Diritti

Normalità e disabilità sono categorie mentali: barriere che condizionano il pensiero

di Francesca Carone

E poi ci sono loro, le persone disabili che ci guardano, ci osservano, ci scelgono, nonostante tutto e dopotutto. Ci sono gli sguardi di Margherita. I lunedì mattina a scuola. Il suo sorriso. La sua semplicità e la sua purezza che si stagliano nitide sulle costruzioni sconnesse delle cosiddette persone “abili”: abili nel costruire intrecci di conformismo burocratico con una abnegazione di facciata verso i più fragili, svuotata di umanità ed empatia.

La disabilità non è il luogo comune di una richiesta di aiuto. È diversità nell’accezione di risorsa; è sguardo, è bellezza, è presenza silenziosa che chiede in un silenzio di mille parole.

Dialogare con la disabilità non è per tutti e non è da tutti; occorre farlo in punta di piedi, sussurrando, alzando piano piano lo sguardo per non sembrare troppo invadenti o troppo finti. E’ saper capire gli sguardi, le attese, i pensieri di chi non vuole essere aiutato con le fredde procedure e indicazioni di una diagnosi, ma da chi è capace di guardare con gli occhi della normalità. È un camminare insieme, a volte senza dirsi niente.

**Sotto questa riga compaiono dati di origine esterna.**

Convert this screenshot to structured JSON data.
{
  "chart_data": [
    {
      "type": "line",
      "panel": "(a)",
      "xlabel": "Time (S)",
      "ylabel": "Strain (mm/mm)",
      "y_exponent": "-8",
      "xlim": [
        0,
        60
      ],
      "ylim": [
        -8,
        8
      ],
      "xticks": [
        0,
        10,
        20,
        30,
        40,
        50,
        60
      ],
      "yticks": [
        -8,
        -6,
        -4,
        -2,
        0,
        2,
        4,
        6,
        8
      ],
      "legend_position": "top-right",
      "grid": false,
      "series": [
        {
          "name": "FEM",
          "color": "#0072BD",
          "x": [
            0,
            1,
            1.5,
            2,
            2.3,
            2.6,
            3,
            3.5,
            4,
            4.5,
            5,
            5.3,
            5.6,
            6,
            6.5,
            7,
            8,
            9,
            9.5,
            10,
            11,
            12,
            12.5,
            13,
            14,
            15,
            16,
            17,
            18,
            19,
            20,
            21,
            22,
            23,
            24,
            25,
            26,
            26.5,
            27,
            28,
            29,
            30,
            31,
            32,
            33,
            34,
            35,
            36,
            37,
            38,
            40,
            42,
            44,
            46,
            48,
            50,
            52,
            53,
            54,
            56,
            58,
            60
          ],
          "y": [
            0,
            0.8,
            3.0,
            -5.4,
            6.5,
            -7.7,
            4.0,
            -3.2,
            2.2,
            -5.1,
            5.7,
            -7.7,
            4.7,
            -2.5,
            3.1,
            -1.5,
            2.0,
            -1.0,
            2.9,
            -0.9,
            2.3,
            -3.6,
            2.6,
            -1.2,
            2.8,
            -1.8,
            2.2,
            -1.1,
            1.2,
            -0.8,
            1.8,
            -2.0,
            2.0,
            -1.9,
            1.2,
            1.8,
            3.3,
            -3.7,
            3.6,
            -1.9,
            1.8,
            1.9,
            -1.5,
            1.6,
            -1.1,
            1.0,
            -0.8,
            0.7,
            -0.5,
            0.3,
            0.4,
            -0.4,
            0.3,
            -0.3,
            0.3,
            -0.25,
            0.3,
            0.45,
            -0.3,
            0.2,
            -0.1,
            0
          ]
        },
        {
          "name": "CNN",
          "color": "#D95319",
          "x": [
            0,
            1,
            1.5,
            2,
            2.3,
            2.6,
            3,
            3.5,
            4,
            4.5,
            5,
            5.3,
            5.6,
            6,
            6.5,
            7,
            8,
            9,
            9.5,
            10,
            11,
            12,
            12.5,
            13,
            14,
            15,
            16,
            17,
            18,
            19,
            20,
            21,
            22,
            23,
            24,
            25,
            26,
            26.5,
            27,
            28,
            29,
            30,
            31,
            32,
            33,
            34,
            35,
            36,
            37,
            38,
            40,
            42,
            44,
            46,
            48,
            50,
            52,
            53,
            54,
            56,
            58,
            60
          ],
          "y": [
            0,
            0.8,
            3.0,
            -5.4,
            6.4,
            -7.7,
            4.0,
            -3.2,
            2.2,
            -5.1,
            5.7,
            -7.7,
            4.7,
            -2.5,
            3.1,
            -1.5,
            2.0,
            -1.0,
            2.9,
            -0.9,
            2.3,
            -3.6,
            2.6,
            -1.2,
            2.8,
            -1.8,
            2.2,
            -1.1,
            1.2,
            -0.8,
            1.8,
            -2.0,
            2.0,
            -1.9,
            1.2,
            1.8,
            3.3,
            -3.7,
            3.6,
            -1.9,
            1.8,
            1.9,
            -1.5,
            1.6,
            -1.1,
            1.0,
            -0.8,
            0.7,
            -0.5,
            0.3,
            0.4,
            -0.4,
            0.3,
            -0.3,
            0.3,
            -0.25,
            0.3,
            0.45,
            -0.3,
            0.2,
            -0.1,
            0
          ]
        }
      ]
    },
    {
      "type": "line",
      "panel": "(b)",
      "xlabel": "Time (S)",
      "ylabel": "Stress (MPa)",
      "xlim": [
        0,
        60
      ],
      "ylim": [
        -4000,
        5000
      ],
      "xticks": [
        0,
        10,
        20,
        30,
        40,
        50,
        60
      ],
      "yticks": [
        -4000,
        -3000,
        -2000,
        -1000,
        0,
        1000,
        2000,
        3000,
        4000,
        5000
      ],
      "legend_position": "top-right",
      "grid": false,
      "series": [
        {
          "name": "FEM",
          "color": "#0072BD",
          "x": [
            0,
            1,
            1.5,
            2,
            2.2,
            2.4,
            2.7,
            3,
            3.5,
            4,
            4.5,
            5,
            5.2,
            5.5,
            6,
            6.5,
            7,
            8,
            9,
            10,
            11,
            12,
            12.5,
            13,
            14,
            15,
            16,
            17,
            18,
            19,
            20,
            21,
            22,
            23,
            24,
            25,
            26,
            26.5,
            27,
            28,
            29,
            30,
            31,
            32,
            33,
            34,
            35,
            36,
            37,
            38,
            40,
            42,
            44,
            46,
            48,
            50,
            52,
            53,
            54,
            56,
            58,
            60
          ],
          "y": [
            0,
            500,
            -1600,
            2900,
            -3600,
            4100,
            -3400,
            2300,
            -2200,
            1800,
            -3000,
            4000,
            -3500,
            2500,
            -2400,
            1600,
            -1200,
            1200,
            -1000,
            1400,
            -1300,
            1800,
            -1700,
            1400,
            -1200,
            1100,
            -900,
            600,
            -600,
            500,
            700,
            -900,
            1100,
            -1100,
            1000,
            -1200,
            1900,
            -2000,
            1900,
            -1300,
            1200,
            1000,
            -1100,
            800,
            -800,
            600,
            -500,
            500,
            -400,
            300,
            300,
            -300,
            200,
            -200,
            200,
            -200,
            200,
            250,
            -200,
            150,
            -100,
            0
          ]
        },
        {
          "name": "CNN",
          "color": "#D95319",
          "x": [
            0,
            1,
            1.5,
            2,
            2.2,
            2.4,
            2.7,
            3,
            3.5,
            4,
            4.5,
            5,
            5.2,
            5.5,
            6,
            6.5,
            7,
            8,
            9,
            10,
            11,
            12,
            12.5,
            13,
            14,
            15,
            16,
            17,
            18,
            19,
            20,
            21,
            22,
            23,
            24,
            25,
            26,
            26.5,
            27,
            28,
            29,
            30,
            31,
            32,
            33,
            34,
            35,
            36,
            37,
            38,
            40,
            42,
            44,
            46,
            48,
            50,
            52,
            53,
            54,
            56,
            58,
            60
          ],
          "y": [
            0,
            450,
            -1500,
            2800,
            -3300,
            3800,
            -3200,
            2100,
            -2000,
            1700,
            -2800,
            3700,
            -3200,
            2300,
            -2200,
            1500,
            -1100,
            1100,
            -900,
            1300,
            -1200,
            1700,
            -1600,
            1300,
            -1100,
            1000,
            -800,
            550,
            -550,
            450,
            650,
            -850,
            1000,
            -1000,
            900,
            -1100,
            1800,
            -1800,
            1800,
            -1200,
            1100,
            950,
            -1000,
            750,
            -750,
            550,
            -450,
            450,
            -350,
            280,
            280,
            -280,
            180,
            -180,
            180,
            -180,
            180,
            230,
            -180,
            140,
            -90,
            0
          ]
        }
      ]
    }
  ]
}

La disabilità è soprattutto Presenza empatica. E’ Viaggio fatto di emozioni. E’ reciprocità di gesti e di sguardi. E’ complicità. E lui, il cosiddetto “disabile”, aspetta sempre con pazienza chi è di fronte a lui: è capace di aspettare ore, mesi, anni. Attende fiducioso che i cosiddetti normali depongano paure e pregiudizi. Che riescano a guardarlo negli occhi e a connettersi con la sua normalità e umanità. Perché, a volte, invisibile è chi è vicino. E chi è lontano è invece vicinissimo: semplicemente perché ha toccato le corde del cuore e si palesa in tutta la sua umanità, anche in una foto vecchia e sbiadita.

Giovanni quando apre il quaderno abbraccia sempre quella vecchia foto della nonna. Insieme a tutto il quaderno. Però intorno a Giovanni ci sono tante presenze. Tanti visi. Tanti sguardi. Giovanni però ha voglia di abbracciare solo quella foto. Solo quel quaderno.

In realtà bisognerebbe parlare di “normabilità” più che di disabilità. Ossia la ricerca di normalità nella disabilità. Per superare il concetto di disabilità bisognerebbe legarlo a quello di normalità. Una normalità a 360 gradi, che abbracci tutte le disabilità rendendole normali. Perché una “normalità” che non è in grado di confrontarsi con una “disabilità” è anch’essa una disabilità, nella sua accezione deteriore. NORMALITA’ E DISABILITA’ sono categorie mentali, barriere, muri che condizionano il pensiero. Che pongono tutto su un piano di razionalità. Spesso infatti di disabilità/normalità si ragiona con la testa e non col cuore!

Bisognerebbe trovare un lessico nuovo. Un lessico che provenga dalle emozioni, dal cuore, dai sentimenti puri che albergano in un uomo. Svilire la disabilità ad una mera condizione fisica vuol dire sottoporla ad una Pietas forzata e obbligata che crea distacco emozionale e brucia connessioni. E la razionalizzazione della disabilità lasciamola pure alla burocrazia medica. Riappropriamoci invece della bellezza della disabilità intesa come diversità. E se anche la diversità non dovesse andar bene, allora parleremo di solidarietà, di reciprocità, di fratellanza, di empatia, di condivisione… ma alla fine l’unica vera parola per ricordare che siamo diversi ma tutti uguali è una soltanto: umanità.